ESG Post

Sustainable Finance

Vietnam’s sustainable bond market hits $800M: ADB

A new report by the Asian Development Bank (ADB) reveals that Vietnam’s sustainable bond market reached US$800 million by the end of March 2024. This market comprises green bonds and sustainable bond instruments issued solely by corporates, mostly with short-term tenors.

The report also indicates that Vietnam’s local currency bond market experienced a 7.7% quarterly increase, driven by increased government issuances and the State Bank of Vietnam’s resumption of central bank bills issuance in March. Treasury and other government bonds grew by 3.3% from the previous quarter to meet the government’s funding needs, while corporate bonds contracted by 0.9% due to numerous maturities and low issuance volume.

Government bond yields rose by an average of 56 basis points across all tenors, influenced by rising domestic inflation and the US Federal Reserve’s delay in cutting its policy rate. Vietnam’s year-on-year consumer price inflation rose to 4.44% in May, nearing the government’s 4.5% ceiling.

ADB noted that bond yields in emerging East Asia increased amid expectations of prolonged elevated interest rates. The latest Asia Bond Monitor reported bond outflows from regional markets totaling US$20 billion in March–April. Slower-than-expected disinflation bolstered the likelihood of sustained high interest rates, pushing up short- and long-term bond yields in both advanced and regional markets.

Regional currencies depreciated against the US dollar, and credit default swap spreads widened in most markets. While most regional equity markets gained due to a positive economic outlook, Asean equity markets saw outflows of US$4.7 billion.
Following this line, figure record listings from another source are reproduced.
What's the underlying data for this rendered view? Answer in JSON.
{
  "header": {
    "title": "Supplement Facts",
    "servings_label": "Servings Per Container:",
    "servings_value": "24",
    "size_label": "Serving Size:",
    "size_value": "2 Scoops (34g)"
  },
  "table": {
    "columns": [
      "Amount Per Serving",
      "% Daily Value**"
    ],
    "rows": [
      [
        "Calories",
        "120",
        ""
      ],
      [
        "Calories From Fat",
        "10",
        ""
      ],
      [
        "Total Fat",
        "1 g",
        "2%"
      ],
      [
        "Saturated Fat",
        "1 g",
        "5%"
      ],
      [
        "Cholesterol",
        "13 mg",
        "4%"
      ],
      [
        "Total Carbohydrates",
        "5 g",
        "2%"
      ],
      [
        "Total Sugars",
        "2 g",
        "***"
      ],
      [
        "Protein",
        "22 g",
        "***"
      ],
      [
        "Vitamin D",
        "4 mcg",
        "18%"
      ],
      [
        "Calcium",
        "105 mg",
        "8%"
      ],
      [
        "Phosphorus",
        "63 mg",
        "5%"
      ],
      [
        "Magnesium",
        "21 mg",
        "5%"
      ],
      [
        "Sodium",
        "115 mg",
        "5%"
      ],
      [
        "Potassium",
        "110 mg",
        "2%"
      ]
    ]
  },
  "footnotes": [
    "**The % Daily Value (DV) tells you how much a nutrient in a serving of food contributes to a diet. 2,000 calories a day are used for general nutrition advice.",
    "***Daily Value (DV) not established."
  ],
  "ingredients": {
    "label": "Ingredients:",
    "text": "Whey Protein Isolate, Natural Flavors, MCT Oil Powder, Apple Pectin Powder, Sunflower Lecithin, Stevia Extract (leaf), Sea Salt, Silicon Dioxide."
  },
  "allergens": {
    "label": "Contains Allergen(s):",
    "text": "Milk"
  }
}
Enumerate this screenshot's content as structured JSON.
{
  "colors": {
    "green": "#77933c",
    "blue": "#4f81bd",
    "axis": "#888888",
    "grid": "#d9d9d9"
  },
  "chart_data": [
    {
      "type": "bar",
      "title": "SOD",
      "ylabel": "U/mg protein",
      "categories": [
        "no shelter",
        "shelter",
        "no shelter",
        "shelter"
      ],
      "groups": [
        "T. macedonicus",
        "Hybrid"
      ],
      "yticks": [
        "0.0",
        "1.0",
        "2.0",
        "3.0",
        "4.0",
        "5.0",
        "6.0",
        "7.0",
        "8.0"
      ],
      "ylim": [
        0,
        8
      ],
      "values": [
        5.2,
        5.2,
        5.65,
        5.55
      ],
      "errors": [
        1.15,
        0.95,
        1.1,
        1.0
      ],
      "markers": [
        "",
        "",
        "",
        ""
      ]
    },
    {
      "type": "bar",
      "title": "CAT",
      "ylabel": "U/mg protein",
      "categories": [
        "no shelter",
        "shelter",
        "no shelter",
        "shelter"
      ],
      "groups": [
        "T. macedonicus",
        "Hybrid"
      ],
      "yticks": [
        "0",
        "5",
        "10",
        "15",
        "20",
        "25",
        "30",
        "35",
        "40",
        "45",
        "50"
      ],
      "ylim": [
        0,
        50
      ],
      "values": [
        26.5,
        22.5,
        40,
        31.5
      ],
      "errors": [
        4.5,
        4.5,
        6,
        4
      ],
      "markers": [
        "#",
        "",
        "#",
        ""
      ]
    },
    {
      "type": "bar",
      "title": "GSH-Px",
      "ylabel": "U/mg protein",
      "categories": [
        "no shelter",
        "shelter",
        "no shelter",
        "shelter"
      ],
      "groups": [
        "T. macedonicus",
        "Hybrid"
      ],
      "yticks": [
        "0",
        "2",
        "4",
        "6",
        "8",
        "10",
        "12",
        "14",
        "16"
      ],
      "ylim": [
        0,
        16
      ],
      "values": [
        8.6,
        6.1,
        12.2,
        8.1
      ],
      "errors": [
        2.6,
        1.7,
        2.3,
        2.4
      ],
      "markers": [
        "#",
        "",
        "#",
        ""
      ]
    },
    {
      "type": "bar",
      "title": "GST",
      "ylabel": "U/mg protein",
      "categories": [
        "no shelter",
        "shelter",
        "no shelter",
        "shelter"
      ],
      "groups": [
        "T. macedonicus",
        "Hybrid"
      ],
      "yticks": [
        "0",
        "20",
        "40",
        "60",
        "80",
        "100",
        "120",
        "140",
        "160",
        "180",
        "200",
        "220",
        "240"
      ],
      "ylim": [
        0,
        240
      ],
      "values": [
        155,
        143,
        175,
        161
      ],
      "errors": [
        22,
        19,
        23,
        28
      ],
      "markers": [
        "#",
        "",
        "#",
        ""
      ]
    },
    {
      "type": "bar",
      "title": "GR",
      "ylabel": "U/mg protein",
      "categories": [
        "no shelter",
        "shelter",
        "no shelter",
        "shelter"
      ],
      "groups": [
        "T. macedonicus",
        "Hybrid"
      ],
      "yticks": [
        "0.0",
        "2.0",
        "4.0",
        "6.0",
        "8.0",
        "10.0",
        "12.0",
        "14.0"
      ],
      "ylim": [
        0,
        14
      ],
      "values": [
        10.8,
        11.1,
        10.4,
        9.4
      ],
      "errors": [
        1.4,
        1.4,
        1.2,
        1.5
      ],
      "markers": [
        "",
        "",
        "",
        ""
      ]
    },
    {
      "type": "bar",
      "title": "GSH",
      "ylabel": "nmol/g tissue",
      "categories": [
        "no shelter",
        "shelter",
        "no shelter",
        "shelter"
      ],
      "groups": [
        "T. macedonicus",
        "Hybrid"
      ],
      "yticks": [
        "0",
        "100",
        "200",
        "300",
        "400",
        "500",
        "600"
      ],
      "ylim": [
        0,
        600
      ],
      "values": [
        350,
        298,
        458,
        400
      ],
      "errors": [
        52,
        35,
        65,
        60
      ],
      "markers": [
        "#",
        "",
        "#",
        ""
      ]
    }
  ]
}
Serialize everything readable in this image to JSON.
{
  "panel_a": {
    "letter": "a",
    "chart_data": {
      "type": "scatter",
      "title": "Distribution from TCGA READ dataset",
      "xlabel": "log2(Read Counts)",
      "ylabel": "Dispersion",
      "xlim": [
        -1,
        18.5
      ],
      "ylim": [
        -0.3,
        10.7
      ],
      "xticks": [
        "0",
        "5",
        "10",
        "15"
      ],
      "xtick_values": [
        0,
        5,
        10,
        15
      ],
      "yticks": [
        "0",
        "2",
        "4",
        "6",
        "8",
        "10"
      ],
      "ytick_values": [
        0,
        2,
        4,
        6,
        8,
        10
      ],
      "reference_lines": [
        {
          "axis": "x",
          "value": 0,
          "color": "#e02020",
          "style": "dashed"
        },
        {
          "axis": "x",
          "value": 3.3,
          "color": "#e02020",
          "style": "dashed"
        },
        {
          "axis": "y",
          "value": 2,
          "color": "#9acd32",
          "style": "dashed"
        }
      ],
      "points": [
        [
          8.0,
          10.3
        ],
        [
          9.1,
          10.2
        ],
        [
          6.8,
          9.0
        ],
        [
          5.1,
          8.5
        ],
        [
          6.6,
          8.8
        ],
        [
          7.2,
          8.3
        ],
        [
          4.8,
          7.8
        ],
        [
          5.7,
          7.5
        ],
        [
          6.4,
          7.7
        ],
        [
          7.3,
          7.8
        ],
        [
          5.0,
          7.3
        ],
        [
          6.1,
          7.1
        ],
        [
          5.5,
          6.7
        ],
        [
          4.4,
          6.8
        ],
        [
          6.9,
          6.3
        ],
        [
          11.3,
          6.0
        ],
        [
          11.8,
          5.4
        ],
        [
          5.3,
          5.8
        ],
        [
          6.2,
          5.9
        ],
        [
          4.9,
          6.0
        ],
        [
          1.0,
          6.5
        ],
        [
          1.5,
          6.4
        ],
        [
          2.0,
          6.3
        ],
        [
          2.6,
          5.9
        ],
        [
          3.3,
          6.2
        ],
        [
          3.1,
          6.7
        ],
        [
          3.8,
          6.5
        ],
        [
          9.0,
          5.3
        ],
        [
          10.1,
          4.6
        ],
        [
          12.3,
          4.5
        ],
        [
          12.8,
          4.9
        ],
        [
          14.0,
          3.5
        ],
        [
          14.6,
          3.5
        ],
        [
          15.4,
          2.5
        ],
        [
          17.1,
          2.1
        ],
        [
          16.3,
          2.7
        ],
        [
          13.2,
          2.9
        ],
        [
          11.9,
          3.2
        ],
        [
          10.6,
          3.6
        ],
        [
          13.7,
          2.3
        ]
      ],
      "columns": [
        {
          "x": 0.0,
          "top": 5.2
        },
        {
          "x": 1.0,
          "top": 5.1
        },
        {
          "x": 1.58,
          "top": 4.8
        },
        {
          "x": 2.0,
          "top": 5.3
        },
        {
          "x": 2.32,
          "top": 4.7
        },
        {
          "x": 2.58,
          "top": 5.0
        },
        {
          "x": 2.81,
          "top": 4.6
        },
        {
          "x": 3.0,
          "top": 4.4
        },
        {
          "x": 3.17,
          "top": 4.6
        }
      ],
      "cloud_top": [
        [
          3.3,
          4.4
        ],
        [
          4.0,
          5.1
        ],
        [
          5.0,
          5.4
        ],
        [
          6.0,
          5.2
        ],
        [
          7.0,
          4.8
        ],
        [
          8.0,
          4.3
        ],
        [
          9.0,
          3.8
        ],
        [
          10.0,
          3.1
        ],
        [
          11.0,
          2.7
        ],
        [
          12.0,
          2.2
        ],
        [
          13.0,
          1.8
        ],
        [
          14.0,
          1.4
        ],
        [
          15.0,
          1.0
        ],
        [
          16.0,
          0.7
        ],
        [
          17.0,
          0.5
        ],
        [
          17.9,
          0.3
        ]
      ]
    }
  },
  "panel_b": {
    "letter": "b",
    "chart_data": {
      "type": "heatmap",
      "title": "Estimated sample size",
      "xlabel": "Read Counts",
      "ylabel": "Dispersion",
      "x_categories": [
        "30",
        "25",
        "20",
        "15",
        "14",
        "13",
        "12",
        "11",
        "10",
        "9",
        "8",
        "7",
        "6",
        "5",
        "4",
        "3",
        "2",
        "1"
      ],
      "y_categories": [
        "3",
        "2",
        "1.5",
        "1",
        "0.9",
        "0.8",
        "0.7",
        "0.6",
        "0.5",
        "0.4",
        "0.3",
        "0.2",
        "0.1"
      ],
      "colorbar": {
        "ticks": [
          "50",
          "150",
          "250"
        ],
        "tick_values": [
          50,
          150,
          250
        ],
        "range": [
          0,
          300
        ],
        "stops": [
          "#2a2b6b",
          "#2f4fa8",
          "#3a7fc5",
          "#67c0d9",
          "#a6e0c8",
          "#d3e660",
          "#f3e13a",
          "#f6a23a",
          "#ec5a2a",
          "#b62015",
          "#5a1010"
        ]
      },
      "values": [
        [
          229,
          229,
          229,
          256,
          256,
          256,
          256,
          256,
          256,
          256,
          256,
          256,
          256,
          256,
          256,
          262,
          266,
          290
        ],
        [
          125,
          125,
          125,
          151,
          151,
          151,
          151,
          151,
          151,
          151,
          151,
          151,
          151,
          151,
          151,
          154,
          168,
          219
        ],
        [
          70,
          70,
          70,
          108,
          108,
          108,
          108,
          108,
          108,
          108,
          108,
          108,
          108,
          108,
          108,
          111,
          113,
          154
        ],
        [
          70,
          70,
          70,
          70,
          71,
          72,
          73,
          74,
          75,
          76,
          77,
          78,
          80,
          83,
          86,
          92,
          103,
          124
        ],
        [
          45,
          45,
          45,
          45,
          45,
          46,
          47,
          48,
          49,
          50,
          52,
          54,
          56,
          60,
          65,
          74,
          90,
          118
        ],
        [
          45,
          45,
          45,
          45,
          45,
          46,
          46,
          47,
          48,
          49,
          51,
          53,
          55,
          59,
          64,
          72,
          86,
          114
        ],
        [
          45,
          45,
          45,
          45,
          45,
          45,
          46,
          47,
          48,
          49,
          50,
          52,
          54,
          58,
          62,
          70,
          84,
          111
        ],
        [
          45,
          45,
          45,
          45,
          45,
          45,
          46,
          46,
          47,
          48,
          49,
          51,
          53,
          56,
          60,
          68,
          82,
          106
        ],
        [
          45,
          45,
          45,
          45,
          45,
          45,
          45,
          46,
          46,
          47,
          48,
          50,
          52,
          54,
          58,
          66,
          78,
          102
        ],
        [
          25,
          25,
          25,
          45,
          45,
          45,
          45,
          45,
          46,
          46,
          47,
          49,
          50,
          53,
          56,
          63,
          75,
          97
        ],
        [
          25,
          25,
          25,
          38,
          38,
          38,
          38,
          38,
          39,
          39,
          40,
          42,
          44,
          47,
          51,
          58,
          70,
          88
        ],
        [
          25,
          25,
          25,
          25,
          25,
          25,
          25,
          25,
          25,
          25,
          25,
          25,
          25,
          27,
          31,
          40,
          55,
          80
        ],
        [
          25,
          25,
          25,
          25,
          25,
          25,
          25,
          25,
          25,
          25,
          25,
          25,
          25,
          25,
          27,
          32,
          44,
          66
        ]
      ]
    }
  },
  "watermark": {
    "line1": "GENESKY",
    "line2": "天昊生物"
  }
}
The report further revealed that emerging East Asia, which includes Asean member economies, China, Hong Kong, and South Korea, saw slower local currency bond market growth in the first quarter of 2024, expanding by 1.4% to reach US$24.7 trillion. This slowdown was due to contractions in government bond issuances in China and Hong Kong, which tempered overall regional market expansion.

However, the regional corporate segment showed growth, bolstered by strong issuance in China and Hong Kong as the Chinese government implemented measures to stimulate the domestic economy. Despite this, higher-for-longer interest rates negatively impacted sustainable bond markets in Asean, China, Japan, and South Korea (Asean+3), resulting in a contraction in sustainable bond issuance, which stood at US$805.9 billion by the end of March 2024.

“Emerging East Asia’s financial conditions remain resilient but lingering geopolitical tension and adverse climate events pose upside risks to inflation, adding uncertainty over the path of disinflation,” said ADB chief economist Albert Park.

He added, “Some regional monetary authorities may hold interest rates higher for a longer period to safeguard currencies amid the uncertainty in disinflation trends and global monetary stances.”